Das Heiligtum des Iupiter Optimus Maximus Heliopolitanus in Baalbek/Heliopolis

Die erhaltenen 6 Säulen des römsichen Jupiter-Tempels über dem hohen Podium. © DAI, Orient-Abteilung // I. Wagner

Ergebnisse

Die Untersuchung der Ornamentik konnte für den Jupitertempel einen neuen Datierungsansatz liefern. Im Gegensatz zu der seit 1914 als gültig angesehenen augusteischen Datierung muß der Tempel - auch belegt durch die Inschrift aus dem Jahr 60 n. Chr. - eher als ein flavischer Bau angesehen werden, wobei ein methodischer Neuansatz darin besteht, einem solch großen und komplexen Bau durch eine eher unscharfe Datierung gerechter zu werden. Eine Zuweisung des Tempels in die zweite Hälfte des ersten nachchristlichen Jahrhunderts wäre demnach sogar genauer.

Die hohe Qualität der Arbeit zeigt den souveränen Umgang der Seinmetzen mit dem Material, ihre künstlerische Meisterschaft sowie ihre umfangreiche Phantasie. Einer großen Menge an genormten Formen stehen individuelle Ausführungen entgegen - die Abakusblüten an den Ringhallenkapitellen, die Protomen im Fries, die Löwenkopfwasserspeier oder die Girlanden sind jeweils individuelle Ausführungen. Da es sich dabei dann um Arbeiten ohne eine schematische Vorlage handelt, ist natürlich auch eine hohe Fehlerrate zu verzeichnen. Diese wiederum ist ein Ansatzpunkt zur Rekonstruktion von Arbeitsprozessen. es zeigt sich also, daß die Steinmetzen eine relativ große Freiheit hatten, eigene Vorstellungen umzusetzen, denn es ist unwahrscheinlich, daß alle Abweichungen übergeordnet geplant waren.
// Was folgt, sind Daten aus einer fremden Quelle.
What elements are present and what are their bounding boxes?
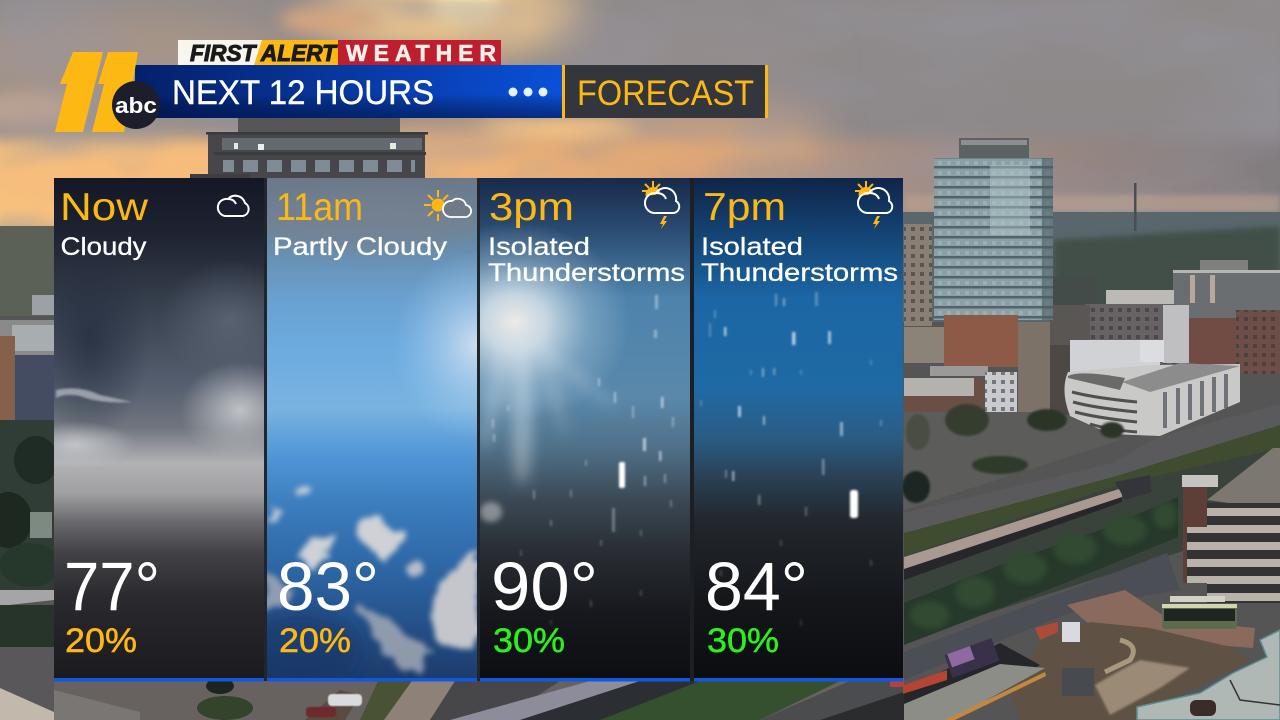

Zu den Fehlerprozessen gehört auch die an vielen Stellen auffällige Unfertigkeit der Details. Hierbei konnte in der Verbindung mit dem datierenden Graffitto eine historische These erarbeitet werden: der Bau am Übergang zwischen der neronischen und der flavischen Zeit ist ein Zeugnis für eventuelle Sparmaßnahmen,, die reichsweit historisch belegt sind. Dieser Gedanke läßt sich mit der Unfertigkeit des riesigen Podienmantels koppeln - auch dort wird wohl der wirtschaftliche Aspekt ausschlaggebend für den Abbruch der Arebiten gewesen sein.

Ein wesentliches inhaltliches Ergebnis ist die erstmalige Interpretation des Frieses. Es wurde der Vorschlag erarbeitet, eine dezidierte politische Botschaft in der sehr komplexen und einmaligen (nur am Bacchustempel als Referenz zitierten) Gestaltung zu sehen. Die Colonia Berytus (Beirut) als Auftraggeber des Baus wollte seine auf römischer Macht aufbauende Kontrolle über die Fruchtbarkeit des westlichen Orients zum Ausdruck bringen.

Zuletzt ist noch auf einen baulichen Aspekt zu verweisen. Da vom Jupitertempel nur noch sechs Säulen der Südhalle stehen, ist die Form des Tempels zwar bildlich von Münzbildern bekannt, die Cella aber nicht mehr vorhanden. Durch die Benennung eines Antenkapitells, die vorgeschlagene Zuweisung eines ionischen Halbsäulenkapitells zu einem Adyton syrischer Form sowie die Rekonstruktion des durch Bruchstücke belegten Türrahmens konnten weitere Beweise für die Existenz der Cella vorgelegt werden.